But as someone who is actively having kids at 35, 37 and 38, I don’t want to think that I’m too old for this. I’m an old mom. Um, I don’t have the energy for this. I don’t want to think any of those thoughts. I want to think that I’m the exact age that I’m supposed to be having my family right now. I am the perfect age for my kids. I am so grateful that I get to be a mom because that was a desire that was on my heart. I love being a mom at this age. I am young. I am energized. I am vibrant. I am, you know, of course tired because I’m lacking sleep. But that’s not different than any other mom who’s 10 years younger than me. So I just choose to think of myself as healthy and young and capable. And you can do that too. There is no one in charge of what you believe about yourself. You do not have to buy in to the norm or the cultural narrative that older moms are too old or too tired or even that you are an older mom. So if you know that you have two kids and like this caller said she wants to have a third kid and she’s 43, and you know that you’re going to do that, then tell a story that supports that I am the exact age my kids are supposed to have. One of my colleagues, another coach, she had her fourth child at 42 and I think her fourth child’s like eight or nine now. And I love the way that she talks about it. She never calls herself an older mom. She says, my youngest keeps me young and I love that. And she’s energized in the way that she talks about it.

And so other people might offer you thoughts and you might read something, but it’s your job to filter out those thoughts and decide how you want to think about yourself, particularly if you’ve already made the decision like it sounds like you have. Now, when it comes to making the decision, yes, consider the risks and also consider the opposite. So a lot of times when we’re evaluating something, we think about the cons of both, but we don’t think about the pros of both. So for example, I’ll coach a lot of moms who are navigating different school options for their kids. So let’s say you’re deciding between different elementary schools for your child. If you are thinking about the drawbacks of each, your brain is going to go into scarcity. And it will be really hard to decide because you’ll be so focused on what’s wrong with each one.

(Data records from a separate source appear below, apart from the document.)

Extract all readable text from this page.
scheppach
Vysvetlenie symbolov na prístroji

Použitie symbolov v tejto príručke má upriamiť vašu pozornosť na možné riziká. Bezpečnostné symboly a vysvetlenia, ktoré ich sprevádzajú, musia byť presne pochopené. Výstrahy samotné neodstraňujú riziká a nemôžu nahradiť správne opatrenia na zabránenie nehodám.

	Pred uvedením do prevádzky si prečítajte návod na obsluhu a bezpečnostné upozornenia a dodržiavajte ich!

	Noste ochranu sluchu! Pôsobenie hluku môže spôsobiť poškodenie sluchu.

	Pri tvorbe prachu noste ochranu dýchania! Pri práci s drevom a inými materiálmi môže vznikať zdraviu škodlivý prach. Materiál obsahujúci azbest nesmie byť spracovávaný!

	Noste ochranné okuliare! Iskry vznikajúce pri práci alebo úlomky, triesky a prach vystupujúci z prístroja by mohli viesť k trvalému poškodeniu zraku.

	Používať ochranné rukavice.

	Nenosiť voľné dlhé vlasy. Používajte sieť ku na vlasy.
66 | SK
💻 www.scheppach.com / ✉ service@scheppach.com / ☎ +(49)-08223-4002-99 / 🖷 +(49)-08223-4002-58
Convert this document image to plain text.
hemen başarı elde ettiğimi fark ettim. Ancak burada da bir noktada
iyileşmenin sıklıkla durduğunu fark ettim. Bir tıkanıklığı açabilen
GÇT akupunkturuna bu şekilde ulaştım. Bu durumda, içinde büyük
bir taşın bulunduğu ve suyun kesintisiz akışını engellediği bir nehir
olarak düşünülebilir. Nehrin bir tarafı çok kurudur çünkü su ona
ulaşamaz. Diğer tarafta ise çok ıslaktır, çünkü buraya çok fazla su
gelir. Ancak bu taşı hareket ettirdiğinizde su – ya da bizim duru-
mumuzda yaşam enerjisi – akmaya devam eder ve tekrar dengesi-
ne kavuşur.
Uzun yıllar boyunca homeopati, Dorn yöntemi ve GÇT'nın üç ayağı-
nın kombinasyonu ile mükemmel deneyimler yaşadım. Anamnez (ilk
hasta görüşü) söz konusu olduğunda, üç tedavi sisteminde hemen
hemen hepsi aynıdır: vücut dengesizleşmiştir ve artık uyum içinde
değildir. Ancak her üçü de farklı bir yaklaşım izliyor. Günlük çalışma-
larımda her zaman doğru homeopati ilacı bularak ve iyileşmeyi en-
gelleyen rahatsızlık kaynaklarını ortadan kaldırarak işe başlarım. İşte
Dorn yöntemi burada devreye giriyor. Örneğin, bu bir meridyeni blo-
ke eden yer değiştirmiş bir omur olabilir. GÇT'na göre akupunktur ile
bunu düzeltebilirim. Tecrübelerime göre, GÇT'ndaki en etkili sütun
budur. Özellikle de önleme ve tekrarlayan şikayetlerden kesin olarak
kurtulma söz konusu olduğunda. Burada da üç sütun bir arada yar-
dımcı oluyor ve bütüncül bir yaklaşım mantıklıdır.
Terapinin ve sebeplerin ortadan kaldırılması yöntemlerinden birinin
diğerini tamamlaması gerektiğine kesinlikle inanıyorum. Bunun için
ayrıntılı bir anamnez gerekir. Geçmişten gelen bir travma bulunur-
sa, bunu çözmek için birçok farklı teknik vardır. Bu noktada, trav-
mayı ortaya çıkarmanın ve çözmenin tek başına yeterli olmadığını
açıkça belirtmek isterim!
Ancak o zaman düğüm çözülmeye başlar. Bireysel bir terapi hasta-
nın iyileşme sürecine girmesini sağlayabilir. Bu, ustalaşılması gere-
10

Comparatively if you focus on what’s amazing about each one, then you realize you can choose either one and it can be amazing. So when you’re making a decision about kids, it, it sort of sounds like you may have already made that decision, but you did reference risks. And so if you are still making the decision, yes, consider the risks and yes, talk to professionals, but make sure you clean up the facts versus your thoughts about the facts. The facts will be very boring. The facts will be like statistics, like one in every 200 or whatever it is that you’re reading the facts, your interpretation or a provider’s interpretation about the facts or thoughts. And it doesn’t mean that they’re wrong. It doesn’t mean that they’re untrue, but they can have a lot of subjectivity in them that can either help you or hinder you. And so what you want to do is make sure that you’re making a decision from abundance, from looking at the information as best you can without all of that subjectivity, looking at the facts and then deciding for yourself.

Now, there isn’t a way to do anything without risk, right? If I decide to go to the grocery store today, there is some risk in that. If I decide to get on an airplane today, there are some risks in that if I decide to leave my house at all, if I decide to, take my kids somewhere, there are risks. There are always risks, but a lot of times we don’t think about the day-to-day risks, and I don’t think we should, right? Because then we would be so overcome with fear, we would probably never leave and get really paranoid. So I don’t think we’re meant to carry all of the risks all of the time, and yet we still want to be safe. We still want to look both ways before we cross the street. So yes, consider the risks, but the way that you’re talking about it right now seems like that’s the channel that the TV is on.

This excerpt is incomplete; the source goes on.